San Francisco-Style Garlic Noodles

San Francisco-Style Garlic Noodles

A deeply savory, umami-rich noodle dish inspired by the iconic San Francisco Vietnamese restaurant classic. Chewy spaghetti is tossed in a luxurious emulsion of butter, copious amounts of garlic, oyster sauce, and a secret touch of Parmesan.

15mEasy4 servings

Equipment

Large pot
Large wok or skillet
Tongs

Ingredients

4 servings

Pasta

  • 400 g spaghetti, dry

Garlic Sauce

  • 60 g unsalted butter, cut into cubes
  • 10 garlic, finely minced
  • 30 ml oyster sauce
  • 15 ml soy sauce
  • 10 ml fish sauce
  • 20 g parmesan cheese, finely grated on a microplane

Garnish

  • 15 g scallions, thinly sliced

Nutrition (per serving)

517
Calories
16g
Protein
75g
Carbs
15g
Fat
3g
Fiber
3g
Sugar
676mg
Sodium

Method

01

Bring a large pot of heavily salted water to a rolling boil at 100°C/212°F. Add the dry spaghetti and cook until al dente, about 8 to 10 minutes. Before draining the pasta, use a mug to scoop out and reserve at least 120ml of the cloudy, starchy pasta water.

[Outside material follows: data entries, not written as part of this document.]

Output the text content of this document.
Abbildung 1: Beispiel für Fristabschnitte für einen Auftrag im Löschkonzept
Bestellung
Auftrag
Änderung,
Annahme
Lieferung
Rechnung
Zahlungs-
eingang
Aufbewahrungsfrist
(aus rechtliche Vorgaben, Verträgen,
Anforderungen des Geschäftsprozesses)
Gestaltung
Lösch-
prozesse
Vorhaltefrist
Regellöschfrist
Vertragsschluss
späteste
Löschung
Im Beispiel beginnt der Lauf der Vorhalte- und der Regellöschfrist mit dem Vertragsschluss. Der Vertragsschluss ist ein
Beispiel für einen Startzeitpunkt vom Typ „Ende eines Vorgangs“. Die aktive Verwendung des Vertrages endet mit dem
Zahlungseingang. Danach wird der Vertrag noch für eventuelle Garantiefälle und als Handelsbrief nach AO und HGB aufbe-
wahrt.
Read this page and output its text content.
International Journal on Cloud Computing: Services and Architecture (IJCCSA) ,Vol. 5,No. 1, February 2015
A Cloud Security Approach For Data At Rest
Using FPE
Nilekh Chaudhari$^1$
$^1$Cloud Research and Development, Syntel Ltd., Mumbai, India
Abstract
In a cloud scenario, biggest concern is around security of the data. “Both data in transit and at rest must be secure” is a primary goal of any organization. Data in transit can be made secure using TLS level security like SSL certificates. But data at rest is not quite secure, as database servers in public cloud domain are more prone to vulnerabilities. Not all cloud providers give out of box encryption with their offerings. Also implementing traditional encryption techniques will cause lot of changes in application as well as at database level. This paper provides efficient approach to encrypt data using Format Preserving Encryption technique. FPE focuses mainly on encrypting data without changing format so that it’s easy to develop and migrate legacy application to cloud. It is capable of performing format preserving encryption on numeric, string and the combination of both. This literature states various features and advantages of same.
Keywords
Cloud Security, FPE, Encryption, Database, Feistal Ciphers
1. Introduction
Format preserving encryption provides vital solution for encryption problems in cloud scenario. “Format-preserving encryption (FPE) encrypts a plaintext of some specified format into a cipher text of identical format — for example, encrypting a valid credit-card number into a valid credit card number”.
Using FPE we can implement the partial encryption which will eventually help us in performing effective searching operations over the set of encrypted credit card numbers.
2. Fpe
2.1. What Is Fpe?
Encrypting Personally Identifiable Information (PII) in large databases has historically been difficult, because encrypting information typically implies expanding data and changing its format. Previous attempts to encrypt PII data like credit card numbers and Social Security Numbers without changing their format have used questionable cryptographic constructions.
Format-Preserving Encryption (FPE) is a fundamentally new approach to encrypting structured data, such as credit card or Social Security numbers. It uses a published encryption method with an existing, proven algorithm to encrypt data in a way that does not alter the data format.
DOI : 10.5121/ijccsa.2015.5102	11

10mLook for: Slight white dot visible in the center of a bitten noodleFeel: Pasta is tender but retains a firm bite in the center
02

While the pasta is boiling, place a large wok or skillet over medium-low heat and add the unsalted butter. Once the butter has melted, add the finely minced garlic. Saute gently until the garlic is extremely fragrant and slightly softened, taking care not to let it brown, about 3 minutes.

3mLook for: Garlic is pale yellow and softened, not brownFeel: Garlic yields easily when pressed with a spatula
03

Stir the oyster sauce, soy sauce, and fish sauce directly into the aromatic garlic butter. Allow the mixture to simmer gently for 1 minute to ensure all the savory notes meld together.

1mLook for: Sauce is bubbling slightly at the edges
04

Transfer the drained, hot spaghetti directly into the wok along with 60ml of the reserved hot pasta water and the finely grated Parmesan cheese. Toss vigorously and continuously with tongs until the fat, liquids, and cheese emulsify into a glossy sauce that coats every noodle. If the dish looks dry, add more pasta water a tablespoon at a time.

2mLook for: No separated pools of oil or water in the pan; sauce is thoroughly clinging to noodles
05

Remove the wok from the heat immediately. Portion the noodles into warm serving bowls, scatter the thinly sliced scallions over the top, and serve immediately.

Chef's Notes

  • For the most authentic flavor profile replicating the original restaurant version, substitute Maggi Seasoning for the standard soy sauce.
  • The Parmesan cheese acts as an unseen binding agent and umami booster. Grate it on a microplane so it melts instantly into the sauce without turning stringy or clumping.
  • Do not let the garlic brown. The goal is to gently poach the minced garlic in the butter to slowly release its essential oils and mellow its raw, pungent bite.
  • The fish sauce provides an undetectable savory depth. Even if you are normally hesitant about using fish sauce, do not omit it, as it forms the vital umami backbone of the dish.

Storage

Refrigerator: 3 daysReheat gently in a skillet over low heat with a splash of water to restore the sauce emulsion.